Programming a chip is hard, but RTOS solves many of the major issues on embedded systems.
By: Zhu Tianlong | Opensource.com.
In general computing, an operating system is software that provides a computer’s basic functions. It ensures that a computer detects and responds to peripherals (like keyboards, screens, mobile devices, printers, and so on), and it manages memory and drive space.
Even though modern operating systems make it seem that multiple programs are running at the same time, a CPU core can run only a single thread at a time. Each task is executed so quickly and in such rapid succession that the result appears to be massive multi-tasking. This is managed by a subroutine called a scheduler.
Operating systems, usually, are for computers. The OS is installed to your hard drive, and manages the computer’s tasks.
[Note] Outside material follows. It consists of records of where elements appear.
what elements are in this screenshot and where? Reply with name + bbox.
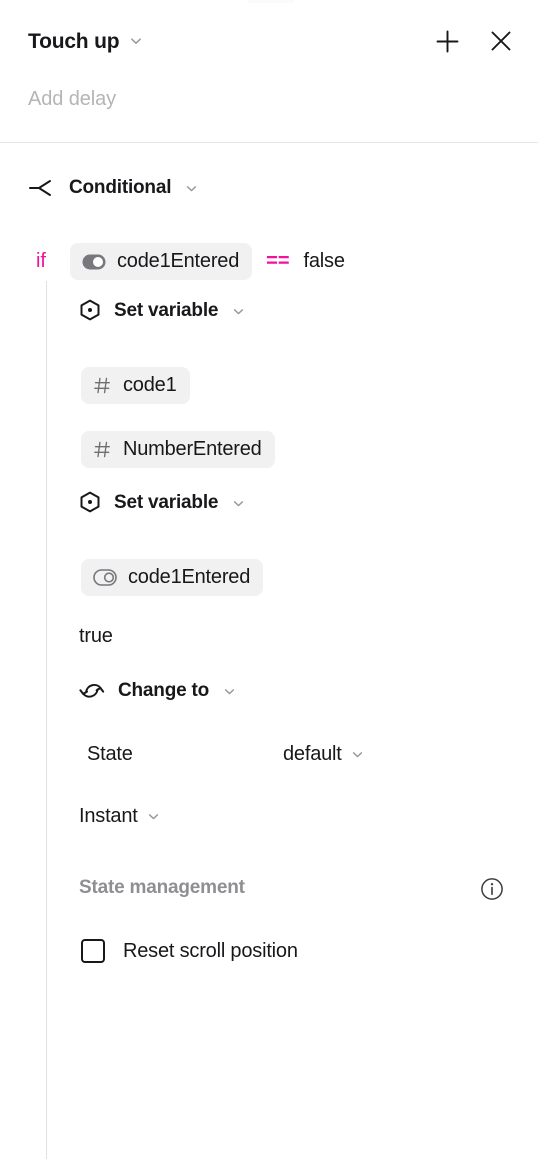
- header-row: Touch up: [28, 22, 516, 60]
- variable-chip-numberentered[interactable]: NumberEntered: [81, 431, 275, 468]
- state-value-label: default: [283, 743, 342, 765]
- timing-value-label: Instant: [79, 805, 138, 827]
- variable-chip-label: NumberEntered: [123, 438, 262, 460]
- variable-chip-code1-wrap: code1: [81, 367, 190, 404]
- state-field-label-wrap: State: [87, 743, 133, 766]
- info-icon: [480, 877, 504, 901]
- chevron-down-icon[interactable]: [222, 684, 237, 699]
- chevron-down-icon[interactable]: [231, 496, 246, 511]
- action-set-variable-1-header[interactable]: Set variable: [79, 299, 246, 323]
- touch-up-panel: Touch up Add delay Conditional if code1E…: [0, 0, 538, 1164]
- chevron-down-icon[interactable]: [231, 304, 246, 319]
- action-title: Set variable: [114, 492, 219, 513]
- variable-chip-label: code1Entered: [128, 566, 251, 588]
- condition-operator[interactable]: ==: [266, 250, 289, 273]
- state-management-label: State management: [79, 877, 245, 898]
- reset-scroll-position-label: Reset scroll position: [123, 939, 298, 962]
- state-field-label: State: [87, 743, 133, 765]
- variable-chip-label: code1: [123, 374, 177, 396]
- action-title: Change to: [118, 680, 210, 701]
- if-condition-row: if code1Entered == false: [36, 243, 345, 280]
- state-management-info-button[interactable]: [480, 877, 504, 901]
- variable-value-row: true: [79, 625, 113, 648]
- conditional-block-header[interactable]: Conditional: [28, 177, 199, 199]
- hexagon-dot-icon: [79, 491, 101, 515]
- hexagon-dot-icon: [79, 299, 101, 323]
- add-action-button[interactable]: [432, 26, 462, 56]
- variable-chip-code1entered-wrap: code1Entered: [81, 559, 264, 596]
- variable-chip-code1[interactable]: code1: [81, 367, 190, 404]
- panel-header: Touch up Add delay: [0, 0, 538, 143]
- variable-value-text[interactable]: true: [79, 625, 113, 648]
- panel-body: Conditional if code1Entered == false Set…: [0, 144, 538, 1164]
- if-keyword: if: [36, 250, 46, 272]
- variable-chip-code1entered[interactable]: code1Entered: [81, 559, 264, 596]
- refresh-icon: [79, 679, 105, 703]
- state-management-label-wrap: State management: [79, 877, 245, 899]
- chevron-down-icon[interactable]: [184, 181, 199, 196]
- plus-icon: [434, 28, 461, 55]
- close-button[interactable]: [486, 26, 516, 56]
- add-delay-input[interactable]: Add delay: [28, 88, 116, 111]
- chevron-down-icon: [146, 809, 161, 824]
- chevron-down-icon[interactable]: [128, 33, 144, 49]
- page-title: Touch up: [28, 29, 120, 53]
- toggle-off-icon: [93, 569, 117, 586]
- reset-scroll-position-checkbox[interactable]: [81, 939, 105, 963]
- toggle-on-icon: [82, 254, 106, 270]
- chevron-down-icon: [350, 747, 365, 762]
- reset-scroll-position-row[interactable]: Reset scroll position: [81, 939, 298, 963]
- action-change-to-header[interactable]: Change to: [79, 679, 237, 703]
- action-title: Set variable: [114, 300, 219, 321]
- action-set-variable-2-header[interactable]: Set variable: [79, 491, 246, 515]
- variable-chip-numberentered-wrap: NumberEntered: [81, 431, 275, 468]
- hash-icon: [93, 376, 112, 395]
- branch-icon: [28, 178, 56, 198]
- timing-dropdown[interactable]: Instant: [79, 805, 161, 828]
- condition-variable-chip[interactable]: code1Entered: [70, 243, 253, 280]
- hash-icon: [93, 440, 112, 459]
- if-branch-container: Set variable code1 NumberEntered Set var…: [46, 281, 538, 1159]
- condition-variable-label: code1Entered: [117, 250, 240, 272]
- state-value-dropdown[interactable]: default: [283, 743, 365, 766]
- condition-value[interactable]: false: [304, 250, 345, 273]
- header-actions: [432, 26, 516, 56]
- conditional-title: Conditional: [69, 177, 172, 198]
- close-icon: [488, 28, 514, 54]
- panel-title-group[interactable]: Touch up: [28, 31, 144, 52]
I discovered embedded software in 2008, when I was a student learning about programming on an MCS-51 chip. Because I was majoring in computer science, all the programs I was doing in other courses were executed on a PC. But programming on a chip was a completely different experience. For the first time, I saw my programs running on a bare-metal board, and I can still remember the excitement when my first cycling lamp program ran successfully.
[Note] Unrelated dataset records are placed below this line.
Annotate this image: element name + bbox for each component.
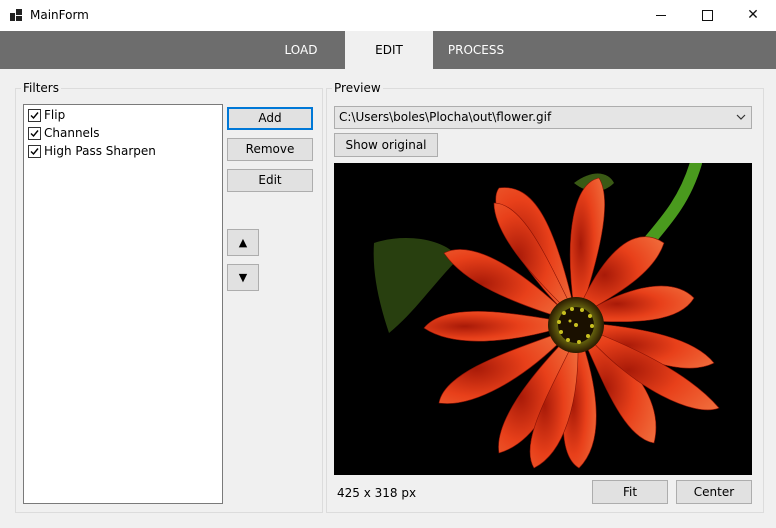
flower-image [334, 163, 752, 475]
center-button[interactable]: Center [676, 480, 752, 504]
minimize-button[interactable] [638, 0, 684, 31]
image-size-label: 425 x 318 px [337, 486, 417, 500]
move-down-button[interactable]: ▼ [227, 264, 259, 291]
window-title: MainForm [30, 8, 89, 22]
app-icon [10, 9, 22, 21]
tab-bar: LOAD EDIT PROCESS [0, 31, 776, 69]
close-button[interactable]: ✕ [730, 0, 776, 31]
maximize-button[interactable] [684, 0, 730, 31]
maximize-icon [701, 9, 713, 21]
arrow-up-icon: ▲ [238, 236, 248, 249]
filter-checkbox-high-pass-sharpen[interactable] [28, 145, 41, 158]
arrow-down-icon: ▼ [238, 271, 248, 284]
filter-label: Channels [44, 126, 100, 140]
file-path-value: C:\Users\boles\Plocha\out\flower.gif [339, 110, 552, 124]
minimize-icon [656, 14, 666, 16]
checkmark-icon [30, 112, 39, 120]
filter-label: Flip [44, 108, 66, 122]
filter-checkbox-flip[interactable] [28, 109, 41, 122]
chevron-down-icon [736, 114, 746, 120]
close-icon: ✕ [747, 7, 759, 23]
move-up-button[interactable]: ▲ [227, 229, 259, 256]
title-bar[interactable]: MainForm ✕ [0, 0, 776, 31]
tab-process[interactable]: PROCESS [433, 31, 519, 69]
show-original-button[interactable]: Show original [334, 133, 438, 157]
edit-filter-button[interactable]: Edit [227, 169, 313, 192]
filters-group-label: Filters [21, 81, 61, 95]
filter-checkbox-channels[interactable] [28, 127, 41, 140]
filter-label: High Pass Sharpen [44, 144, 156, 158]
add-filter-button[interactable]: Add [227, 107, 313, 130]
file-path-dropdown[interactable]: C:\Users\boles\Plocha\out\flower.gif [334, 106, 752, 129]
main-form-window: MainForm ✕ LOAD EDIT PROCESS Filters Fli… [0, 0, 776, 528]
tab-edit[interactable]: EDIT [345, 31, 433, 69]
preview-group-label: Preview [332, 81, 383, 95]
checkmark-icon [30, 130, 39, 138]
tab-load[interactable]: LOAD [260, 31, 342, 69]
remove-filter-button[interactable]: Remove [227, 138, 313, 161]
filter-list[interactable]: Flip Channels High Pass Sharpen [23, 104, 223, 504]
fit-button[interactable]: Fit [592, 480, 668, 504]
checkmark-icon [30, 148, 39, 156]
preview-image [334, 163, 752, 475]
The excitement was relatively short-lived, though. The more bare-metal programs I wrote, the more issues I encountered. I wasn’t alone in this frustration. Programming a chip directly is hard, and there are good reasons PCs use an operating system. Unfortunately, computer chips (an embedded system) don’t normally have an OS. They’re “hard coded” with code with no OS to help manage how the code gets executed.
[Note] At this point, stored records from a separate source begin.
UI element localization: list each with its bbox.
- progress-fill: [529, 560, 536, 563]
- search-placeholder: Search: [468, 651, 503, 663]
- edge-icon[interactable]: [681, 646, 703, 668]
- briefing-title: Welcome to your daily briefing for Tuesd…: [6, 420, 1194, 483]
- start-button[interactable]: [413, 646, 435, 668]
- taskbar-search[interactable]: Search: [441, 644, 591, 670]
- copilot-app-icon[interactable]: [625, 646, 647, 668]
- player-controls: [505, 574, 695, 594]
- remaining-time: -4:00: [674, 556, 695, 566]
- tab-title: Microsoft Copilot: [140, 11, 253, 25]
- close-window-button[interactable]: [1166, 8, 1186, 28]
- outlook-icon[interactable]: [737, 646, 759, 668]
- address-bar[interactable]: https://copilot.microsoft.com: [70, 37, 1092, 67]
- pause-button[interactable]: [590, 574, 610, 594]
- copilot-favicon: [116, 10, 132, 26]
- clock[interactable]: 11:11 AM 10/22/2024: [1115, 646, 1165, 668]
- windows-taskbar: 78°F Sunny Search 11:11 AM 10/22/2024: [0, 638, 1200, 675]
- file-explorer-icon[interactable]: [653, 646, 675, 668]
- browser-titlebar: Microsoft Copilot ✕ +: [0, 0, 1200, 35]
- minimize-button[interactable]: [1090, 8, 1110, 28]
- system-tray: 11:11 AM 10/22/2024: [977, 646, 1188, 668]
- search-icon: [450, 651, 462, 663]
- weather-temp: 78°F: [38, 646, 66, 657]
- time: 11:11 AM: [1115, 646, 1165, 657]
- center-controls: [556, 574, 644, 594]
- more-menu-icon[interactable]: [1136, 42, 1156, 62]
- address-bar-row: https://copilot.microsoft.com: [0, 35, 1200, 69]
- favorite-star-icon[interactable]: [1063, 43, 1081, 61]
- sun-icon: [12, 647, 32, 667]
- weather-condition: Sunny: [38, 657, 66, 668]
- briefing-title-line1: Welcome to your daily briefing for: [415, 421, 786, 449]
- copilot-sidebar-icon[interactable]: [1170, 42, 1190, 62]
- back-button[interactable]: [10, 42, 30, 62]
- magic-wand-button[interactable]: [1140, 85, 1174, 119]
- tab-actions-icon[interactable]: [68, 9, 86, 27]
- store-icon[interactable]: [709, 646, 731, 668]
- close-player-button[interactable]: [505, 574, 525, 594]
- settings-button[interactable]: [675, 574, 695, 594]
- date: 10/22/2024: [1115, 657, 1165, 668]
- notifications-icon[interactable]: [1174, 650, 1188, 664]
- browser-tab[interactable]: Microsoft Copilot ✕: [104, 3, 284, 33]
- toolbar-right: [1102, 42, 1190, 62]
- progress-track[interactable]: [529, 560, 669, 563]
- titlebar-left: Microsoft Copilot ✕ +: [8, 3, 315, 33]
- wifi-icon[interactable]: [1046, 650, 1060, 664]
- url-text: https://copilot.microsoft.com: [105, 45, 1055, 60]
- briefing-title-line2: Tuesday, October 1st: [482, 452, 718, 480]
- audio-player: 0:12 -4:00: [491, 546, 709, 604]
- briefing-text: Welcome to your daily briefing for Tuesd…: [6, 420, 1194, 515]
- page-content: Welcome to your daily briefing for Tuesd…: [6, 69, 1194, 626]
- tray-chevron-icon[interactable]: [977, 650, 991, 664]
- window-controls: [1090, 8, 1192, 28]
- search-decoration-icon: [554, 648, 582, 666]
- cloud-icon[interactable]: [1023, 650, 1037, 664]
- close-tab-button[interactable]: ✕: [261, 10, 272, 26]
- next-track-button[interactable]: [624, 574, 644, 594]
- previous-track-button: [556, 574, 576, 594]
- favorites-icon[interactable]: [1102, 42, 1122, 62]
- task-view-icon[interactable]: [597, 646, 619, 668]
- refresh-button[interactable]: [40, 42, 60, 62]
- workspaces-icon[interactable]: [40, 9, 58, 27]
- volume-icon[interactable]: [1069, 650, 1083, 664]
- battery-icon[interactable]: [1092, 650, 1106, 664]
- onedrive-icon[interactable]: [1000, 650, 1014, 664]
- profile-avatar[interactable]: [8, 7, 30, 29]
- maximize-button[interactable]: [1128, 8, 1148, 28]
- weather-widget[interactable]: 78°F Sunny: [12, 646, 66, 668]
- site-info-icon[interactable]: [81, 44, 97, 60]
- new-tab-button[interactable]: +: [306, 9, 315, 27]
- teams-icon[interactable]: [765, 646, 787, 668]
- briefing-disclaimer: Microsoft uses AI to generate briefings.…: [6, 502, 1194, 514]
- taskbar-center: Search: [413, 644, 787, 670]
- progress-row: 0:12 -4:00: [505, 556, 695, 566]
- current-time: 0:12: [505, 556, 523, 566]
Here are the problems you might encounter when hard coding a computer chip:
You don’t have daemons on a chip to manage execution. For bare-metal programs, there is inevitably a huge while (1)
loop that contains almost all the transaction logic of the whole project. Each transaction invokes one or more delay functions. These are executed serially when the CPU is running a delay function. There’s nothing to preempt an unnecessary delay, so the transaction reset has to wait. As a result, much of the CPU time is wasted on empty loops, which is bad for concurrency.